Cross-training is not only handy for filling in or for extra
help, but for creating a more cohesive and understanding crew, which ultimately
results in smoother operations.
“A lot of time, there seems to be animosity between the
interior crew and the deck because the interior thinks [the deck] chamois all
day, and [the deck] thinks the interior crew just sit around and drink a cup of
tea,” explains King. “I think that’s because we’re not doing enough cross-training
to show how hard everyone works.”
Touching again on the importance of teamwork, Saarma adds, “Everyone
on board has some extra skills, and we all share them and take the time to make
a training out of it. It’s great to delegate tasks and responsibilities
accordingly to each person’s strongest side, but it is just as important to be
able to do the jobs of a fellow crewmember, not only to be filling in for each
other, but also to respect and appreciate the different jobs and understand how
everyone’s input makes the whole come together.”
King compares cross-training to tying a bowline knot — there
are different ways of doing it to get the same result.
“One hour a week, get all crew together [so] everyone learns
a way of tying the knot,” he says. “Go to the galley, go to the engine room.
Over a period of time, you learn more than just your own department, [and] the
captain knows what everyone does.”
You could also follow in the steps of the purser, who
reports having interior/exterior swaps on her yacht, where deckhands make the
beds and the stews wash down so “everyone has an understanding of what it takes
to do the other’s job and are more willing to help out when it’s crunch time.”
Devon T, who’s been a stewardess for four years, adds, “Deck
skills [are] a must in almost any program that I’ve been a part of. [It] also
doesn’t hurt to know your way around the galley.”
No matter how you cross-train on your yacht, it’s sure to make
your job more dynamic and interesting, as Chief Stewardess Anjuli Waybright
calls her informal cross training experience.
Waybright, who has been a stewardess for two years, sheds
light on yet another benefit of training on board.

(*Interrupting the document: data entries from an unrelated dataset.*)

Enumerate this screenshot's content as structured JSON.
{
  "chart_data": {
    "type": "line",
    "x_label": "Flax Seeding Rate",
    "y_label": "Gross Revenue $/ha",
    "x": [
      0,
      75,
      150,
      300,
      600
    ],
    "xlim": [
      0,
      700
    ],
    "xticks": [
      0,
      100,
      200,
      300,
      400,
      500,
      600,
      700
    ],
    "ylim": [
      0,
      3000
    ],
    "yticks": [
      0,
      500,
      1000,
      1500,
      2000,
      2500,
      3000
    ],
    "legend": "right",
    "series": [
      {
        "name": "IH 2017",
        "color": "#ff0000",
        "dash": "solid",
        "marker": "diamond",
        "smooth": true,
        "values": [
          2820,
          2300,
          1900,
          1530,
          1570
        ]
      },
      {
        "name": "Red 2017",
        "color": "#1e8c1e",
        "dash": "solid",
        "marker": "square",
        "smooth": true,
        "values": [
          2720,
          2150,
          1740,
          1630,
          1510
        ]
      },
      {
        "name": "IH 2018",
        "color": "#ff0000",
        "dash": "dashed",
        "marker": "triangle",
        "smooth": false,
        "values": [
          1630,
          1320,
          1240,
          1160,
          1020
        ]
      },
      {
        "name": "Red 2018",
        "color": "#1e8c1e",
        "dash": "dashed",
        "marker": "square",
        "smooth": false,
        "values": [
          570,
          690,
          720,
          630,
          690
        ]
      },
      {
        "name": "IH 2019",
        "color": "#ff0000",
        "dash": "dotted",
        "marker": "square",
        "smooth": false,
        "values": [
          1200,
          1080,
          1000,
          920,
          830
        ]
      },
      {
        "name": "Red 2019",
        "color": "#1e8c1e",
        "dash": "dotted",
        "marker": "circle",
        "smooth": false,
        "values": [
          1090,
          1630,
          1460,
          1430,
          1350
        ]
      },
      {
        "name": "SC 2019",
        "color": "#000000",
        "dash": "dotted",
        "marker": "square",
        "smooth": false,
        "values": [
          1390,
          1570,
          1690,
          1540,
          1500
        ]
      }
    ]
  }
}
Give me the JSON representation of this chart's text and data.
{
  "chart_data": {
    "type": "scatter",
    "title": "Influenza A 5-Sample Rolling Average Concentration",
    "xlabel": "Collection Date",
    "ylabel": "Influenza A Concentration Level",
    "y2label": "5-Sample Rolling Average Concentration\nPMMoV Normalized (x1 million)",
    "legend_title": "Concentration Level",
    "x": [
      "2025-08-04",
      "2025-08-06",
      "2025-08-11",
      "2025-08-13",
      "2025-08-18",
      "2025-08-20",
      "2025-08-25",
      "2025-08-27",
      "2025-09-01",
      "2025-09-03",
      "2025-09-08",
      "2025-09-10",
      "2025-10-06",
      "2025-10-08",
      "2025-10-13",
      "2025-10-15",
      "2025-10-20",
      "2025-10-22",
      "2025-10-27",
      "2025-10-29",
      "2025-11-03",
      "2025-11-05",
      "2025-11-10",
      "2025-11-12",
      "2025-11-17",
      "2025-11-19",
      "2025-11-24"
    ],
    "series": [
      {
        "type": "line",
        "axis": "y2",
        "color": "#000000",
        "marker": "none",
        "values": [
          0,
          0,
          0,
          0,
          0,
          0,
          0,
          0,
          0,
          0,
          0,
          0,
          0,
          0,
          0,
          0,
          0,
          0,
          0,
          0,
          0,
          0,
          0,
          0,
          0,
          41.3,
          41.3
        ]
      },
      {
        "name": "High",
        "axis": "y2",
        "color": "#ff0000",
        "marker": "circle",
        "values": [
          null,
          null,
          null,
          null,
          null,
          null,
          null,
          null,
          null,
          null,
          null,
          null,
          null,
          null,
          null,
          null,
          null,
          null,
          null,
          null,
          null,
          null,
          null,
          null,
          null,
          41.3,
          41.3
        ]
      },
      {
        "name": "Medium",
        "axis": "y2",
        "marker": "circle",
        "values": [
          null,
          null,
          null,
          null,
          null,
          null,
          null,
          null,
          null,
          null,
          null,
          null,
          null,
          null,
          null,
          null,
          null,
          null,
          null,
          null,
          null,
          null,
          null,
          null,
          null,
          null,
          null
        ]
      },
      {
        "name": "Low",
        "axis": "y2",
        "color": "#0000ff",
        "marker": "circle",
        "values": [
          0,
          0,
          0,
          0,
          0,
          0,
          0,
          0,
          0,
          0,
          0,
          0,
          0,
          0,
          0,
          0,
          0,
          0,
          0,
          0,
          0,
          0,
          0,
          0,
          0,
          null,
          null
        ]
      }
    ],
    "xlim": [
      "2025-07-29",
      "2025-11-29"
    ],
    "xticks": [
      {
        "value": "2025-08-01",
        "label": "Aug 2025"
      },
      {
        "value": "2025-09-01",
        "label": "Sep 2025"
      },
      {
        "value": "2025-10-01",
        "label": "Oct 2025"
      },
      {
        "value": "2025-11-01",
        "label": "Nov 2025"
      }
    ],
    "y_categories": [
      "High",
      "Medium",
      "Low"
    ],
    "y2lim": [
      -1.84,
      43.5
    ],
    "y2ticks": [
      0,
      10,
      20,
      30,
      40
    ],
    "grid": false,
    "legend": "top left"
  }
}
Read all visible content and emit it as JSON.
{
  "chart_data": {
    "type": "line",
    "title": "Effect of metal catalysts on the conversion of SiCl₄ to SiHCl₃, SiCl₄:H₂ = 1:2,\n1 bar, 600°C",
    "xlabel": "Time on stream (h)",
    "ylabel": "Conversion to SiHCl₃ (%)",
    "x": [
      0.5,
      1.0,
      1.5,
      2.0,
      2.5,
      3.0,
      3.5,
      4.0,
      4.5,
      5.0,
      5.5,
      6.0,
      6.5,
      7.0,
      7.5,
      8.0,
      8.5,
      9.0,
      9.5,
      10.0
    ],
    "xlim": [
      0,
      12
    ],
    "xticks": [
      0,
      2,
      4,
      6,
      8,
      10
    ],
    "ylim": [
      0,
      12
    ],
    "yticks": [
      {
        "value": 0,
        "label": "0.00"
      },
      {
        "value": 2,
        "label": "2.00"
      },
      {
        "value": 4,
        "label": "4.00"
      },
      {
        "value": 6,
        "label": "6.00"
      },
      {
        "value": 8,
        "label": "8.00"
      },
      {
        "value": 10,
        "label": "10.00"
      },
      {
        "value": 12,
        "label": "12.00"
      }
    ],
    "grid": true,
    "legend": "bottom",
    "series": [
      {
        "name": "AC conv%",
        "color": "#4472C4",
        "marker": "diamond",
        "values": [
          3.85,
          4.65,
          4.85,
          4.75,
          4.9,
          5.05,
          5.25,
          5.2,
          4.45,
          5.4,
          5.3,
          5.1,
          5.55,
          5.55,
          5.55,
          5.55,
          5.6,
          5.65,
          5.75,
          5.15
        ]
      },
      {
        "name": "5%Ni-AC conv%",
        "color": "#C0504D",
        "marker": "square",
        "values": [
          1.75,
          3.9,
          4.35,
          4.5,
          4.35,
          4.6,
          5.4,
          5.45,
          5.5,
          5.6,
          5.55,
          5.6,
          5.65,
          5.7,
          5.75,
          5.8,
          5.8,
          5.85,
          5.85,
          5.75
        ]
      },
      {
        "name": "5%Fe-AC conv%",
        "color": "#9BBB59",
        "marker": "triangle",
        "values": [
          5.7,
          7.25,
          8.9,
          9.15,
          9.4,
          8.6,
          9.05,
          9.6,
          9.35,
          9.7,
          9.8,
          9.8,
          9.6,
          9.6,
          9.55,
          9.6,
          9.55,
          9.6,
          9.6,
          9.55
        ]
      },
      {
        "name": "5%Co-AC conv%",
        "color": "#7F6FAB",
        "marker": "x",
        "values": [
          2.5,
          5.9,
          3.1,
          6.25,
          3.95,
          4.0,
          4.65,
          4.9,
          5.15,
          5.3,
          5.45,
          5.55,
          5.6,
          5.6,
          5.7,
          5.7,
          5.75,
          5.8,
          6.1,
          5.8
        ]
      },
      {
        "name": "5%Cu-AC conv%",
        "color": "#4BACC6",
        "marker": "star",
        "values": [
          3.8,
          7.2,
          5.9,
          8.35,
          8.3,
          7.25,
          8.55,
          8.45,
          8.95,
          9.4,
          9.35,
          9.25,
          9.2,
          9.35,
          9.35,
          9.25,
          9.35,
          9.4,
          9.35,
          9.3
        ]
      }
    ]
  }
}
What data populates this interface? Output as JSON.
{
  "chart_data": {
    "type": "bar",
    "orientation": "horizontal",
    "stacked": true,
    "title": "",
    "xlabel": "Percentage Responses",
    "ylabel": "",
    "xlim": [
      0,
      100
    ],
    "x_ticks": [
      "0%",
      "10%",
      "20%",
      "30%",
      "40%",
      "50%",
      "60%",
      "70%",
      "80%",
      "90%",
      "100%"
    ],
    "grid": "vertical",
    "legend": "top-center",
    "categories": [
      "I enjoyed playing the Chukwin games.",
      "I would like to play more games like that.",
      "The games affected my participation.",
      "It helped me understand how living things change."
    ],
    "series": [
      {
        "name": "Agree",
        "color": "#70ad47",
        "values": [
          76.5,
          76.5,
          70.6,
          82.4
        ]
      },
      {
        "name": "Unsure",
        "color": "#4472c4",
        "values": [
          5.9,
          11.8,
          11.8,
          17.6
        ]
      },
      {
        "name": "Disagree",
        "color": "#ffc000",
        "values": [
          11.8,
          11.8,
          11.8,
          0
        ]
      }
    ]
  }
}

“I constantly learn new tricks and tips from other crew
coming through, and through online forums where information is shared,” she
Thus, onboard training is always an evolving experience, where
you not only learn as you move from boat to boat, but from others who come and
go on your own yacht. Whether you’re cross training or grasping an
understanding of tasks specific to a certain yacht, you’ll continue to add to
your skill set.
As one stewardess on a 118-foot yacht puts it, “I learned
more working than a course will ever teach.”